BEIJING: Electric vehicle maker Tesla, facing scrutiny in China over safety and customer service complaints, is boosting its engagement with mainland regulators and beefing up its government relations team, industry sources said.
Tesla’s change of strategy leading to more behind-the-scenes interaction with policymakers in Beijing compared to relatively little previously shows the seriousness with which the US automaker views the setbacks in its second-biggest market.
It also comes at a time when China is trying to regulate large and powerful private companies, especially in the technology sector, on concerns about their market dominance.
Tesla did not immediately respond to a request for comment on Monday (May 3), a public holiday in China.
As they do elsewhere, regulators in China, the world’s biggest auto market, discuss industry policies and standards with global and local companies, industry associations and think tanks.
Manufacturers typically join such meetings in China, but unlike rivals including Toyota Motor and General Motors Co, Tesla officials were largely absent from the closed-door gatherings, according to four people familiar with the matter.
Instead, Tesla officials regularly speak at high-profile industry conferences. Outside China, Tesla’s outspoken chief executive Elon Musk regularly takes to Twitter to comment on or criticise regulators or rules.
But in past weeks, Tesla executives attended at least four policy discussions, on topics including auto data storage, vehicle-to-infrastructure communication technologies, car recycling and carbon emissions, the people said.
California-based Tesla, which makes electric Model 3 sedans and Model Y sport-utility vehicles at its own plant in Shanghai, did not make major commitments at the meetings, but participated in some discussions, they said.
Tesla is also expanding its government relationship team in China, one of the sources said.
According to two recruitment advertisements in April on its WeChat account, Tesla is hiring managers to update a policy database and maintain relationships with government and industry associations to “build a harmonious external environment to support Tesla’s business development in the regional market”.
It was not immediately clear how many managers Tesla was planning to hire for government relations.
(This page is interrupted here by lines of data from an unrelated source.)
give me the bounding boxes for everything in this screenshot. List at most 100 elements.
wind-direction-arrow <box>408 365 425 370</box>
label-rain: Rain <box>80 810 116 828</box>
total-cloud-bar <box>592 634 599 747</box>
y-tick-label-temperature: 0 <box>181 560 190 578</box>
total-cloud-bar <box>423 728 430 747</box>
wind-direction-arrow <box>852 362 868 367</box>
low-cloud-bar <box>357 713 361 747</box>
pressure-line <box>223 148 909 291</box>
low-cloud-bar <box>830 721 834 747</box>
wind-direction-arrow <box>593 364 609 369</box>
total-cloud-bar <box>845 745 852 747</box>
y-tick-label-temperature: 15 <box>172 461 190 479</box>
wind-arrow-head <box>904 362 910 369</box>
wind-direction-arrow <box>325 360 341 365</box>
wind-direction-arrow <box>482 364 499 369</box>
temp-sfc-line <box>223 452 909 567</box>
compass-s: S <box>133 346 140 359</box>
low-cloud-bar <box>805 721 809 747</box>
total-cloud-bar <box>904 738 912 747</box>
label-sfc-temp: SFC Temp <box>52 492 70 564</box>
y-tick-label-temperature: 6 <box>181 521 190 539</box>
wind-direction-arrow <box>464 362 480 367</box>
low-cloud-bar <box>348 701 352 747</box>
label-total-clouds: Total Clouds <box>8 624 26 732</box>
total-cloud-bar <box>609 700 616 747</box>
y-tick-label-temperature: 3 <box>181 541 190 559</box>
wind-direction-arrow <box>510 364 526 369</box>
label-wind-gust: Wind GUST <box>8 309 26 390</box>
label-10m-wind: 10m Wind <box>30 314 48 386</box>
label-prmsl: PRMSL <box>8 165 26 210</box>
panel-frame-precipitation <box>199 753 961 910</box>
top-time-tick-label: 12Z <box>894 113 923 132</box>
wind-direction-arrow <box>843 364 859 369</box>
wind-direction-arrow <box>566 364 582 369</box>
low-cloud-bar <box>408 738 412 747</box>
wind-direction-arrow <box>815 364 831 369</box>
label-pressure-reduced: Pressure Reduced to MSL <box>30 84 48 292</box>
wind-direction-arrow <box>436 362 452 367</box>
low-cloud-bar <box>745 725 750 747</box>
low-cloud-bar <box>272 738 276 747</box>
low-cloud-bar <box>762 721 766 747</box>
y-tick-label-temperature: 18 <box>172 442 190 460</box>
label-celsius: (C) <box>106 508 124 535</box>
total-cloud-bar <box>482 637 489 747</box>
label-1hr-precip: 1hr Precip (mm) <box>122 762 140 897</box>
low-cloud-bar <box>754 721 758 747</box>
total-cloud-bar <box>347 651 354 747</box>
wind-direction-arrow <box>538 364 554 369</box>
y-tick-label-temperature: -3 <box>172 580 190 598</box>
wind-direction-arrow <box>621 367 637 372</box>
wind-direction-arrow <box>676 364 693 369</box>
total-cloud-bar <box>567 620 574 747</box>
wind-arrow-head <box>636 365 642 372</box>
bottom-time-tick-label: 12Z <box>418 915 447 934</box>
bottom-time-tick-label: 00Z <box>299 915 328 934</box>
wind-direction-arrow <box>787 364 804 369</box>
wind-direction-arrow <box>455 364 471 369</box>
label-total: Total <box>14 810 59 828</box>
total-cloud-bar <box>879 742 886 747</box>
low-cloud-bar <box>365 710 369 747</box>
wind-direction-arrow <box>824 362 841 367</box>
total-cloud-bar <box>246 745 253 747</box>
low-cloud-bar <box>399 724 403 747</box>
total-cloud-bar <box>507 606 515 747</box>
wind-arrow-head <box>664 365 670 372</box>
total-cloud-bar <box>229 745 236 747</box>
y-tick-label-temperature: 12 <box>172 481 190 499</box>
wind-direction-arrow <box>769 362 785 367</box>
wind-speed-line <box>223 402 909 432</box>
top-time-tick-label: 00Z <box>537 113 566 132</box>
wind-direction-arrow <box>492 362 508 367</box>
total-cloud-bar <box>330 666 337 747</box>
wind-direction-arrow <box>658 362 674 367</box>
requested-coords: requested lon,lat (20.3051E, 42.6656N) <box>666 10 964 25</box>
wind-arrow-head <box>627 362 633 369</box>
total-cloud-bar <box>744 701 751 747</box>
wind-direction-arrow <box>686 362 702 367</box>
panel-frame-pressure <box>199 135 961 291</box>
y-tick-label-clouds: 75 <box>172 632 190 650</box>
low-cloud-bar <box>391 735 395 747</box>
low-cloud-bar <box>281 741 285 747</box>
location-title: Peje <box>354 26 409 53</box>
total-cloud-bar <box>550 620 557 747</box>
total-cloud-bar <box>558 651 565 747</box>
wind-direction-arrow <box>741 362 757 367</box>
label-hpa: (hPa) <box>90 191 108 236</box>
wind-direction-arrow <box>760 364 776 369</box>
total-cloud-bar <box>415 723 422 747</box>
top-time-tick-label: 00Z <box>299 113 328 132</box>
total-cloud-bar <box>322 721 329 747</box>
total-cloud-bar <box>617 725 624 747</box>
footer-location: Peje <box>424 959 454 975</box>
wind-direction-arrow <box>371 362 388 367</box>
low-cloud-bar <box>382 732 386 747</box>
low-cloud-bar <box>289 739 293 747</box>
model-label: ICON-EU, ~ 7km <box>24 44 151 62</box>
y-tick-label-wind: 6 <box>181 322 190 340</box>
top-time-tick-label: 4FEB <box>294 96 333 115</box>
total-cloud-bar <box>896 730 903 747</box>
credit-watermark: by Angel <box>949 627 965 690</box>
Accounting for roughly 30 per cent of Tesla’s global sales, China is the automaker’s second-biggest market after the United States and helped it post record first-quarter vehicle deliveries.
Pressure has been building over the past few months on Tesla’s mostly excellent relations with Beijing.
In February, Chinese regulators summoned it over consumer reports of battery fires, unexpected acceleration and failures in over-the-air software updates.
And in March, Tesla came under scrutiny when the military banned its cars from entering its complexes, citing security concerns over vehicle cameras, sources told Reuters at the time. Days later, Musk appeared by video at a high-level forum, saying that if Tesla used cars to spy in China or anywhere, it would be shut down.
Last month, Tesla was targeted by state media and regulators after a customer, angry over the handling of her complaint about malfunctioning brakes, climbed on top of a Tesla car in protest at the Shanghai auto show. Videos of the incident went viral.
Grace Tao, a Tesla vice president who heads its government relations effort in China, was criticised in state media last month after she was quoted in a media interview questioning whether the aggrieved customer was acting on her own.
In response to the different complaints, Tesla has said it would set up a China data centre, launch self-inspection to improve services and work with regulators.